Texas had football; Peru had bullfights.
In Lima, Peru in the 1960s, the world was smaller and less interactively connected. High-speed communication was by letters, telephone calls were too pricey for most. Yet even in those pre-social media days teenaged girls had crushes on teen idols. In Peru the hot teenaged idols were the bullfighters.
The girls kept scrapbooks, magazines and photos etc. of their favorite heartthrob bullfighters. Young trim hunks, in an oh-so-very-tight traje de luces (or suit of lights) that left nothing to the imagination. Just like what teenage girls saw in Elvis in his early hip-gyrating, sex symbol days.
My 1960s adolescence found me on the stands of a football stadium in Houston, Texas cheering on The Team. Yes, I loved the Beatles music. But as an outlier fan, for when I was asked "who is your favorite Beatle," I never thought of Paul. With his thick, straight hair and girl soft face, he wasn't my type. Now Ringo, of the generous schnoz and the decidedly quirky demeanor, was.
Despite different cultural backgrounds, Gary and I decided to get married where we lived in 1972, Lima, Peru. My parents, especially my father, were not happy with that, but then they weren't happy with any of it, especially my choice of husband.

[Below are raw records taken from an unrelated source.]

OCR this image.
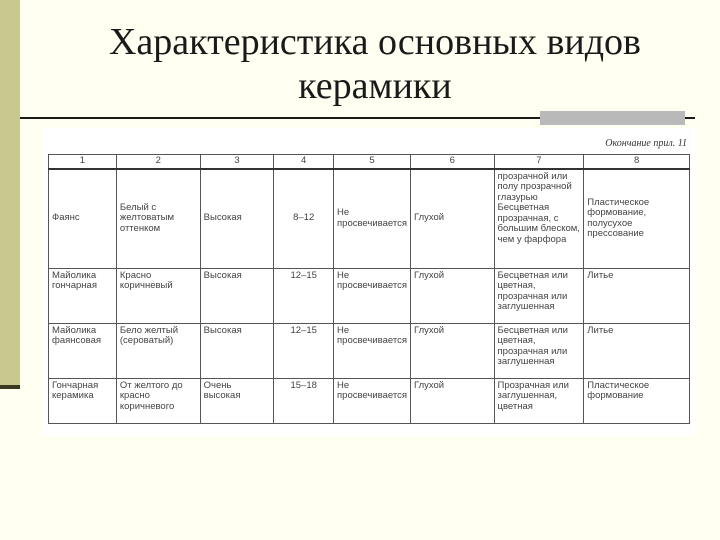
Характеристика основных видов керамики
Окончание прил. 11
1	2	3	4	5	6	7	8
Фаянс	Белый с желтоватым оттенком	Высокая	8–12	Не просвечивается	Глухой	прозрачной или полу прозрачной глазурью Бесцветная прозрачная, с большим блеском, чем у фарфора	Пластическое формование, полусухое прессование
Майолика гончарная	Красно коричневый	Высокая	12–15	Не просвечивается	Глухой	Бесцветная или цветная, прозрачная или заглушенная	Литье
Майолика фаянсовая	Бело желтый (сероватый)	Высокая	12–15	Не просвечивается	Глухой	Бесцветная или цветная, прозрачная или заглушенная	Литье
Гончарная керамика	От желтого до красно коричневого	Очень высокая	15–18	Не просвечивается	Глухой	Прозрачная или заглушенная, цветная	Пластическое формование
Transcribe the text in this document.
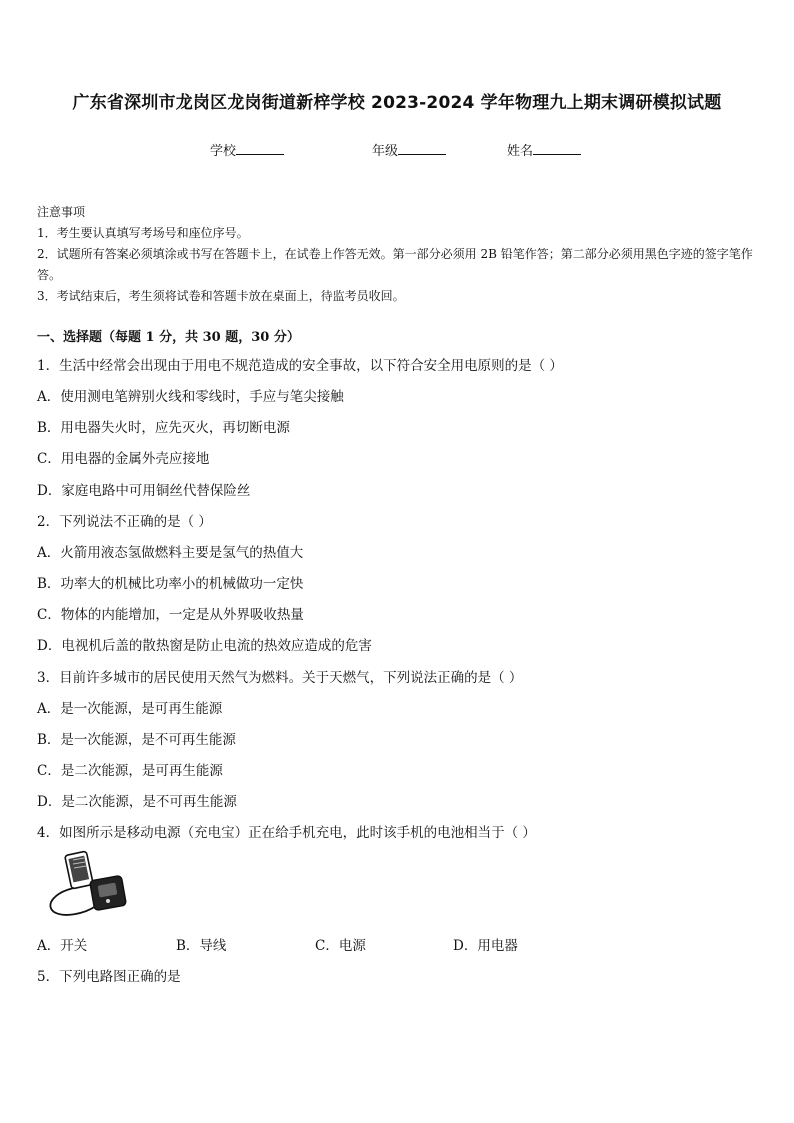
广东省深圳市龙岗区龙岗街道新梓学校 2023-2024 学年物理九上期末调研模拟试题
学校	年级	姓名
注意事项
1．考生要认真填写考场号和座位序号。
2．试题所有答案必须填涂或书写在答题卡上，在试卷上作答无效。第一部分必须用 2B 铅笔作答；第二部分必须用黑色字迹的签字笔作答。
3．考试结束后，考生须将试卷和答题卡放在桌面上，待监考员收回。
一、选择题（每题 1 分，共 30 题，30 分）
1．生活中经常会出现由于用电不规范造成的安全事故，以下符合安全用电原则的是（ ）
A．使用测电笔辨别火线和零线时，手应与笔尖接触
B．用电器失火时，应先灭火，再切断电源
C．用电器的金属外壳应接地
D．家庭电路中可用铜丝代替保险丝
2．下列说法不正确的是（ ）
A．火箭用液态氢做燃料主要是氢气的热值大
B．功率大的机械比功率小的机械做功一定快
C．物体的内能增加，一定是从外界吸收热量
D．电视机后盖的散热窗是防止电流的热效应造成的危害
3．目前许多城市的居民使用天然气为燃料。关于天燃气，下列说法正确的是（ ）
A．是一次能源，是可再生能源
B．是一次能源，是不可再生能源
C．是二次能源，是可再生能源
D．是二次能源，是不可再生能源
4．如图所示是移动电源（充电宝）正在给手机充电，此时该手机的电池相当于（ ）
A．开关	B．导线	C．电源	D．用电器
5．下列电路图正确的是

My mother tearfully bemoaned her youngest daughter wouldn't get married in a church, but instead in the soon-to-be-new-in-laws living room. The alcade (mayor) of the area would officiate I noted, even bringing the official book to sign attesting to our marriage. It wasn't 1950s American enough for my parents who through gritted hearts agreed to come to Peru for the nuptials.
That became another problem. I thought my new husband and I might forget the date of our wedding, so I suggested we choose an easy to remember. How about October 31st? Like the Victorian father he was, my father said he was not amused. So I compromised on another date to get my parents to Peru; Gary agreed to whatever would keep the peace.
And yes, we have mixed up the date ever after.
Wanting to extend a hand of love and friendship to my parents, Gary decided to treat us to the equivalent of The Super Bowl playoffs. He paid big money that he didn't have for four of the best tickets to the unique experience of the bullfight that was in season in the spring in 1972. Our pricier seats were on the preferred sombra, or shaded side of the bullring.
The spectacle began, looking very similar to the bullfight scene in the film, Around the World in 80 Days. Then the picadors did their jobs, making dozens of small cuts to weaken the bleeding bull, readying it for what was to come. Butchery I realized. I was horrified, so were my parents.
"Gary, we have to leave," I sputtered to this strange man I was about to marry.
A look of horror crossed his face, as he wondered who was this woman he was about to marry?
Dashing for the nearest exit with my parents behind me, Gary followed explaining to the startled attendees that these crazy gringos didn't understand the beauty and the art of the bullfight.
All of which was absolutely true. The time for the masculinity blood bath was in the past tense then and is in my past tense now. Enough with public abbatoir. But clearly I am a hypocrite. I still eat an occasional hamburger.
So it may be said, no one is perfect.